The theoretical yield of \(\ce{O_2}\) is \(15.7 \: \text{g}\).

Step 3: Think about your outcome.

The mass of oxygen gas must be less than the \(twoscore.0 \: \text{g}\) of potassium chlorate that was decomposed.

Now we will utilise the actual yield and the theoretical yield to calculate the percent yield.

Step 1: List the known quantities and plan the problem.

Known

Actual yield \(= xiv.9 \: \text{g}\)
Theoretical yield \(= fifteen.vii \: \text{thousand}\)

Unknown

Pct yield = ? %

\[\text{Percent Yield} = \frac{\text{Bodily Yield}}{\text{Theoretical Yield}} \times 100\% \nonumber\nonumber \]

Utilise the pct yield equation higher up.

Step 2: Solve.

\[\text{Percent Yield} = \frac{14.9 \: \text{one thousand}}{15.vii \: \text{g}} \times 100\% = 94.nine\% \nonumber\nonumber \]
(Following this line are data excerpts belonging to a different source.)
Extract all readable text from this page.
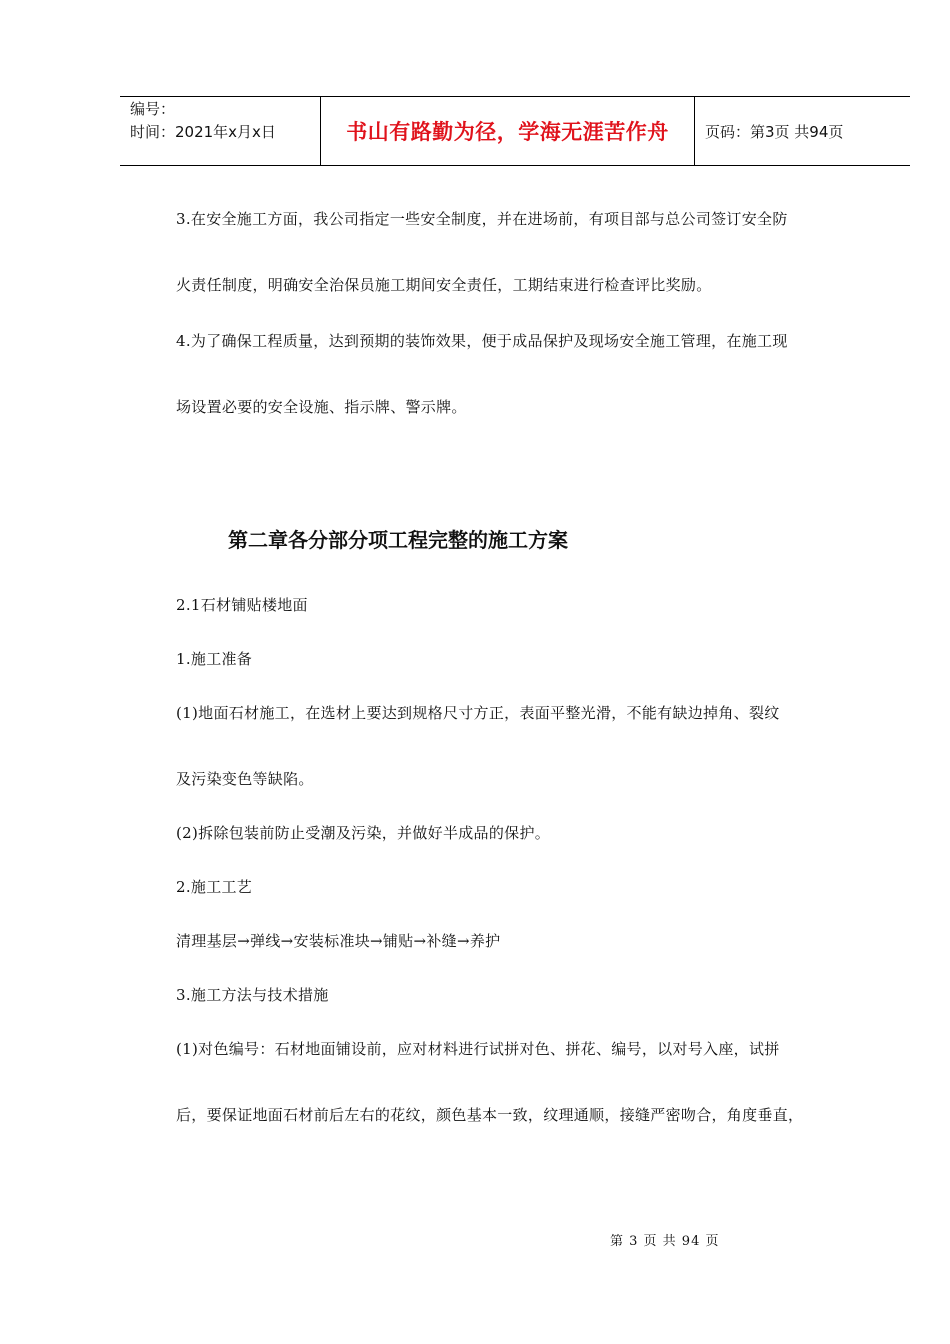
编号：
时间：2021年x月x日	书山有路勤为径，学海无涯苦作舟 页码：第3页 共94页
3.在安全施工方面，我公司指定一些安全制度，并在进场前，有项目部与总公司签订安全防
火责任制度，明确安全治保员施工期间安全责任，工期结束进行检查评比奖励。
4.为了确保工程质量，达到预期的装饰效果，便于成品保护及现场安全施工管理，在施工现
场设置必要的安全设施、指示牌、警示牌。
第二章各分部分项工程完整的施工方案
2.1石材铺贴楼地面
1.施工准备
(1)地面石材施工，在选材上要达到规格尺寸方正，表面平整光滑，不能有缺边掉角、裂纹
及污染变色等缺陷。
(2)拆除包装前防止受潮及污染，并做好半成品的保护。
2.施工工艺
清理基层→弹线→安装标准块→铺贴→补缝→养护
3.施工方法与技术措施
(1)对色编号：石材地面铺设前，应对材料进行试拼对色、拼花、编号，以对号入座，试拼
后，要保证地面石材前后左右的花纹，颜色基本一致，纹理通顺，接缝严密吻合，角度垂直，
第 3 页 共 94 页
Pace 3: Remember about your effect.

Since the actual yield is slightly less than the theoretical yield, the per centum yield is simply under \(100\%\).

Summary

Theoretical yield is calculated based on the stoichiometry of the chemic equation.
The actual yield is experimentally determined.
The percent yield is adamant by computing the ratio of actual yield/theoretical yield.

Review

What do we need in order to calculate theoretical yield?
If I spill some of the production before I counterbalance it, how volition that affect the bodily yield?
How will spilling some of the product affect the percentage yield?
I make a production and weigh information technology earlier information technology is dry out. How volition that bear on the actual yield?